We lean on our digital devices for a lot of things. They provide directions, curate the music we listen to, and keep us in constant communication with the wider world. They are our pocket meteorologist, physician, personal assistant, and occasional babysitter.
These devices’ utility seems to justify their ubiquity, and rarely is this more the case than when we need to occupy our kids on long car rides. Today an otherworldly glow emanates from the eerily calm backseats of modern America’s mini-vans. I know what you’re thinking dear reader, but Chris, these devices have been a godsend. The days before the iPad were dark days indeed, days of seat kicking, sibling punching, Kool-Aid spewing backseat mayhem. Today’s road trips are no longer punctuated by the hourly threat to “turn this car around!” but instead by the brief interlude between episodes of a Netflix binge.

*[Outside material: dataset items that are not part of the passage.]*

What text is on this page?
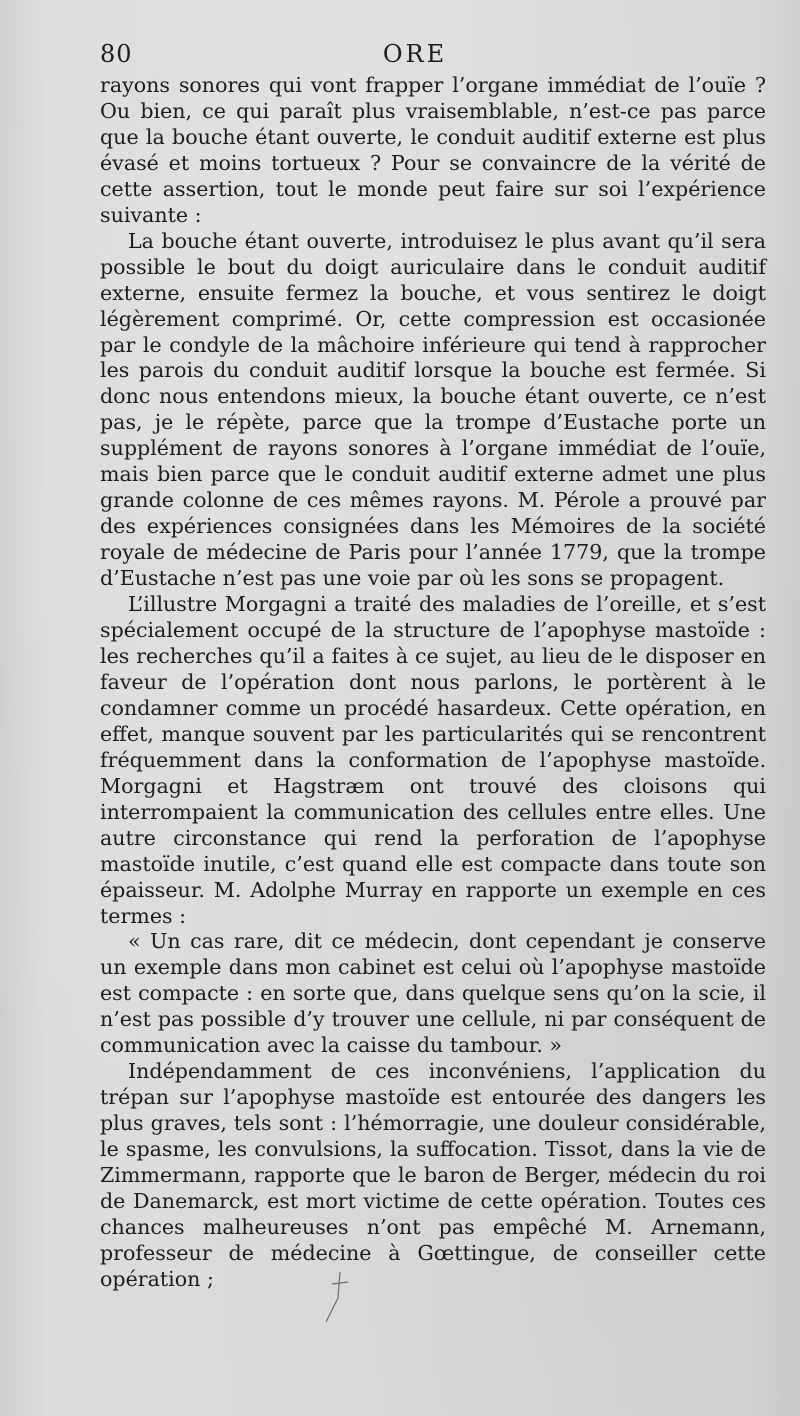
80	ORE

rayons sonores qui vont frapper l’organe immédiat de l’ouïe ? Ou bien, ce qui paraît plus vraisemblable, n’est-ce pas parce que la bouche étant ouverte, le conduit auditif externe est plus évasé et moins tortueux ? Pour se convaincre de la vérité de cette assertion, tout le monde peut faire sur soi l’expérience suivante :

La bouche étant ouverte, introduisez le plus avant qu’il sera possible le bout du doigt auriculaire dans le conduit auditif externe, ensuite fermez la bouche, et vous sentirez le doigt légèrement comprimé. Or, cette compression est occasionée par le condyle de la mâchoire inférieure qui tend à rapprocher les parois du conduit auditif lorsque la bouche est fermée. Si donc nous entendons mieux, la bouche étant ouverte, ce n’est pas, je le répète, parce que la trompe d’Eustache porte un supplément de rayons sonores à l’organe immédiat de l’ouïe, mais bien parce que le conduit auditif externe admet une plus grande colonne de ces mêmes rayons. M. Pérole a prouvé par des expériences consignées dans les Mémoires de la société royale de médecine de Paris pour l’année 1779, que la trompe d’Eustache n’est pas une voie par où les sons se propagent.

L’illustre Morgagni a traité des maladies de l’oreille, et s’est spécialement occupé de la structure de l’apophyse mastoïde : les recherches qu’il a faites à ce sujet, au lieu de le disposer en faveur de l’opération dont nous parlons, le portèrent à le condamner comme un procédé hasardeux. Cette opération, en effet, manque souvent par les particularités qui se rencontrent fréquemment dans la conformation de l’apophyse mastoïde. Morgagni et Hagstræm ont trouvé des cloisons qui interrompaient la communication des cellules entre elles. Une autre circonstance qui rend la perforation de l’apophyse mastoïde inutile, c’est quand elle est compacte dans toute son épaisseur. M. Adolphe Murray en rapporte un exemple en ces termes :

« Un cas rare, dit ce médecin, dont cependant je conserve un exemple dans mon cabinet est celui où l’apophyse mastoïde est compacte : en sorte que, dans quelque sens qu’on la scie, il n’est pas possible d’y trouver une cellule, ni par conséquent de communication avec la caisse du tambour. »

Indépendamment de ces inconvéniens, l’application du trépan sur l’apophyse mastoïde est entourée des dangers les plus graves, tels sont : l’hémorragie, une douleur considérable, le spasme, les convulsions, la suffocation. Tissot, dans la vie de Zimmermann, rapporte que le baron de Berger, médecin du roi de Danemarck, est mort victime de cette opération. Toutes ces chances malheureuses n’ont pas empêché M. Arnemann, professeur de médecine à Gœttingue, de conseiller cette opération ;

Ought we return to a time when our 9-year-olds obsessively read aloud every bumper sticker they saw in poorly executed Scottish accents (Ba-ad Cup, Nu Doo-Newt!)? No, that’s not what I’m suggesting. But we could take a closer look at road trips spent with our kids silently staring into their laps instead of out the window. Culturally, we’re starting a new conversation about the potential downsides of extended screen time and social media for ourselves and our kids. One where a family road trip spent immersed in the digital effectively eliminates both the “family” and “road” parts of the equation.
So what’s the alternative? Like, talk? To my kids?! Ha, of course not! Who said it’s the kids who need entertaining? Mom and Dad are just as bored and only half as imaginative.
Here’s a list of alternatives to on-the-road screen time that will get you and your kids talking (and thinking).
One player chooses a person, place, or thing and the other players have a total of twenty questions to guess the right answer. Toughen the challenge by limiting questions to yes or no answers.
This can be done in a number of ways, choosing road signs, billboards, fast food restaurants, and then seeing who can spot the most new words starting with a given letter.
The starting player begins with the phrase “I spy with my little eye something…” followed by a visual clue i.e. something brown, something shiny, etc. Players try to guess the object. The spying player adds a detail with each round. The winning player is the one who achieves the most rounds without a correct guess.
This one begins with “I’m coming to the picnic and in my basket I’m bringing apples.” The next player adds to the list as follows, “I’m coming to the picnic and in my basket I’m bringing apples and beets…” With each new player an item is added. The last player to remember all the items without forgetting one is declared the winner. This can be done in alphabetical order, by theme (say food or animals), or you can make up your own variant.
You can make these up on flash cards ahead of time (and to save for later) or make these up as you go along. Examples might include, Would you rather have x-ray vision or be able to fly? Would you rather be president or a movie star? Would you rather have a pet unicorn or a pet dinosaur?
Make a list of common roadside items i.e. brown cows, green gas station sign, fruit stand, etc. Print a list for each kid to see who can check off the most things they see along the way.
The classic spelling and vocabulary game. The picture of the hangman is completed step-by-step whenever a player guesses a letter wrong.
One player starts with a “Fortunately,” like “Fortunately the dog was asleep…” The next player has to add an “Unfortunately” like “Unfortunately the cat was not…” Players have only 5 seconds to come up with a follow-up or they get a strike. Three strikes and they are out. The final player standing wins. (Don’t forget to assign a timekeeper.)
This can begin with anything, “Once upon a time…” or “It was a dark and stormy night…” are go-to starters. Pass around the story and see where it leads.
This can be done with any broad category like animals, places, people, food, etc. Once you have your category a player starts with a word, the next player must start their word with the last letter of the prior player’s word, the next player switches to begin with the first letter, and so on switching between the first and last letters. Example: hippo, octopus, snake, elephant, turtle…
Assign a timekeeper. Each player gets 30 seconds to name as many A-words, B-words, and so on. Each new turn is a different letter and each word is a point. Whoever has the most at the end of the alphabet wins.
This one is good for getting to know people better, cousins, co-workers, as well as our own kids (or parents even!). Players tell two truths and a lie about themselves and the other players have to guess which one was the lie.
Give each kid a spiral notebook in which they can write about the pitstops and tourist traps, best and worst meals, etc. They can add items they find along the way (with Scotch tape). It’s especially fun to read these years later not only as a document of the journey but also as a window into who your kids were at a given age.
We play iSpy all the time with our 2 year old, this works well in the car too!